Siti menjadikan dirinya sebagai umpan, dan menyusup ke markas Belanda yang saat itu bikin perjamuan. Setelah berhasil
menyusup, Siti memadamkan lampu dan memberi tanda kepada para pejuang yang sudah siaga di luar. Mereka pun
langsung menyerbu sesudah diperintah dari dalam.Pertarungan para pejuang dan Belanda pun terjadi dalam kegelapan. Siti
membunuh puluhan tentara Belanda begitu juga pejuang lain. Dalam serangan gelap itu, para pejuang, yang tidak satupun
gugur, berhasil membunuh 53 dari 55 serdadu Belanda. Dua yang selamat berhasil kabur ke Lubuk Basung walaupun
dengan luka serius di sekujur tubuhnya. Perang kedua terjadi saat dua antek Belanda yang berhasil kabur itu, meminta
bantuan tentara dari Bukittinggi dan padang pariaman Insiden itu terjadi pada 16 Juni 1908. Mereka sengaja memporak-
porandakan Manggopoh untuk balas dendam. Tak sedikit warga yang menjadi korban kemurkaannya.
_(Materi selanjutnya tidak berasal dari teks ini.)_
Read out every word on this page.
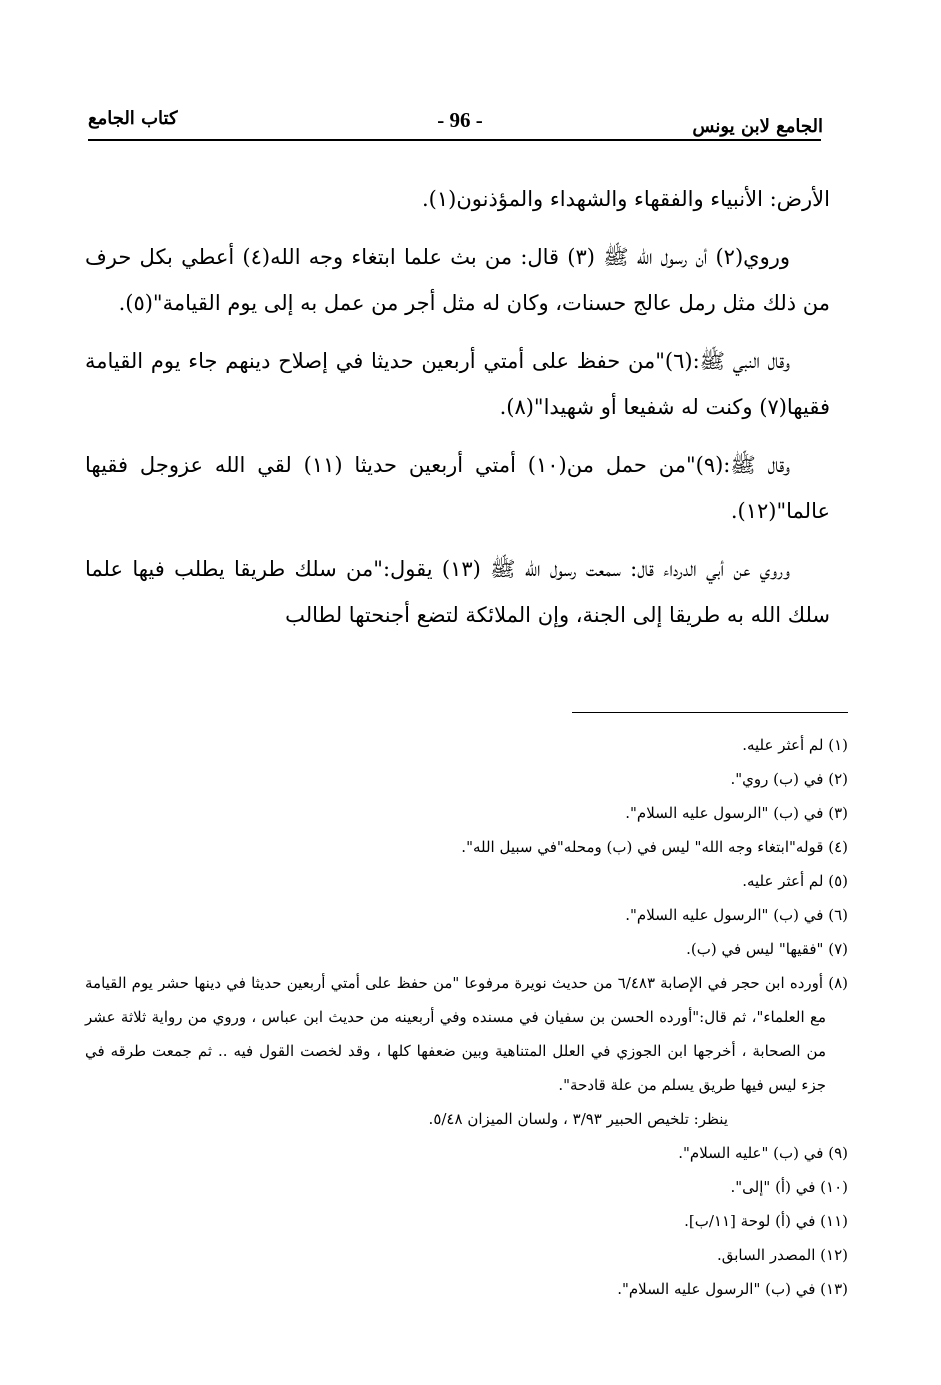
الجامع لابن يونس
- 96 -
كتاب الجامع

الأرض: الأنبياء والفقهاء والشهداء والمؤذنون(١).

وروي(٢) أن رسول الله ﷺ (٣) قال: من بث علما ابتغاء وجه الله(٤) أعطي بكل حرف من ذلك مثل رمل عالج حسنات، وكان له مثل أجر من عمل به إلى يوم القيامة"(٥).

وقال النبي ﷺ:(٦)"من حفظ على أمتي أربعين حديثا في إصلاح دينهم جاء يوم القيامة فقيها(٧) وكنت له شفيعا أو شهيدا"(٨).

وقال ﷺ:(٩)"من حمل من(١٠) أمتي أربعين حديثا (١١) لقي الله عزوجل فقيها عالما"(١٢).

وروي عن أبي الدرداء قال: سمعت رسول الله ﷺ (١٣) يقول:"من سلك طريقا يطلب فيها علما سلك الله به طريقا إلى الجنة، وإن الملائكة لتضع أجنحتها لطالب

(١) لم أعثر عليه.

(٢) في (ب) روي".

(٣) في (ب) "الرسول عليه السلام".

(٤) قوله"ابتغاء وجه الله" ليس في (ب) ومحله"في سبيل الله".

(٥) لم أعثر عليه.

(٦) في (ب) "الرسول عليه السلام".

(٧) "فقيها" ليس في (ب).

(٨) أورده ابن حجر في الإصابة ٦/٤٨٣ من حديث نويرة مرفوعا "من حفظ على أمتي أربعين حديثا في دينها حشر يوم القيامة مع العلماء"، ثم قال:"أورده الحسن بن سفيان في مسنده وفي أربعينه من حديث ابن عباس ، وروي من رواية ثلاثة عشر من الصحابة ، أخرجها ابن الجوزي في العلل المتناهية وبين ضعفها كلها ، وقد لخصت القول فيه .. ثم جمعت طرقه في جزء ليس فيها طريق يسلم من علة قادحة".

ينظر: تلخيص الحبير ٣/٩٣ ، ولسان الميزان ٥/٤٨.

(٩) في (ب) "عليه السلام".

(١٠) في (أ) "إلى".

(١١) في (أ) لوحة [١١/ب].

(١٢) المصدر السابق.

(١٣) في (ب) "الرسول عليه السلام".
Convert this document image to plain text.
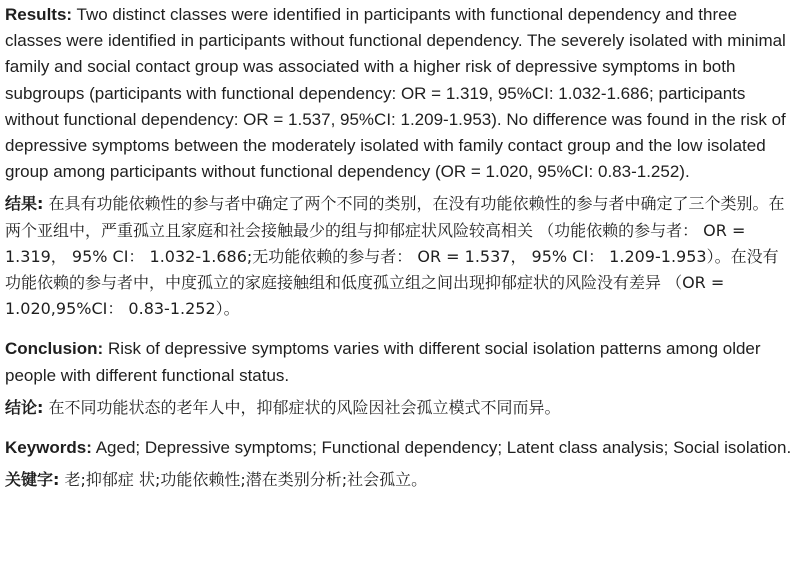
Results: Two distinct classes were identified in participants with functional dependency and three classes were identified in participants without functional dependency. The severely isolated with minimal family and social contact group was associated with a higher risk of depressive symptoms in both subgroups (participants with functional dependency: OR = 1.319, 95%CI: 1.032-1.686; participants without functional dependency: OR = 1.537, 95%CI: 1.209-1.953). No difference was found in the risk of depressive symptoms between the moderately isolated with family contact group and the low isolated group among participants without functional dependency (OR = 1.020, 95%CI: 0.83-1.252).

结果: 在具有功能依赖性的参与者中确定了两个不同的类别，在没有功能依赖性的参与者中确定了三个类别。在两个亚组中，严重孤立且家庭和社会接触最少的组与抑郁症状风险较高相关 （功能依赖的参与者： OR = 1.319， 95% CI： 1.032-1.686;无功能依赖的参与者： OR = 1.537， 95% CI： 1.209-1.953）。在没有功能依赖的参与者中，中度孤立的家庭接触组和低度孤立组之间出现抑郁症状的风险没有差异 （OR = 1.020,95%CI： 0.83-1.252）。

Conclusion: Risk of depressive symptoms varies with different social isolation patterns among older people with different functional status.

结论: 在不同功能状态的老年人中，抑郁症状的风险因社会孤立模式不同而异。

Keywords: Aged; Depressive symptoms; Functional dependency; Latent class analysis; Social isolation.

关键字: 老;抑郁症 状;功能依赖性;潜在类别分析;社会孤立。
Peperangan ini menewaskan seluruh pejuang yang melawan pada saat itu. Ada yang mengatakan pejuang saat itu hanya 5
orang (Tuanku Cik Padang, Tabat, Sidi Marah Khalik, Muhammad, dan Kana), namun ada juga yang mengatakan 3 orang
(Tuanku Cik Padang, Kana, dan Unik). Siti manggopo  yang mendengar daerahnya diobrak-abrik Belanda, akhirnya
mengambil keputusan untuk tetap ikut berperang. Padahal, ia punya anak, yang terpaksa harus ditinggal. Namanya Dalima.

Setelah melakukan penyerangan, Siti Manggopoh pulang ke rumah dan membawa kabur Dalima ke hutan. Di dalam hutan,
Siti Manggopoh merawat anaknya. Namun malang, tentara Belanda kemudian menangkapnya dan membawanya ke Lubuk
Basung, Agam.

Setelah 17 hari buron, Siti bersama suaminya berhasil ditangkap dan dipenjarakan Belanda. Namun, lantaran mempunyai
bayi bernama Dalima, Siti terbebas dari hukuman pembuangan. Sedangkan Rasyid Bagindo Magek dihukum buang ke
Manado dan meninggal di sana.

Siti Manggopoh meninggal di usia 85 tahun, atau tepatnya pada 20 Agustus 1965 di Kampung Gasan Gadang, Kabupaten
Agam. Dia dinobatkan oleh Satria Muda Indonesia sebagai pendekar silat Minang. Gelar tersebut sebagai penghormatan
terhadap kiprah Siti yang juga dikenal sebagai pesilat tangguh sejak remaja.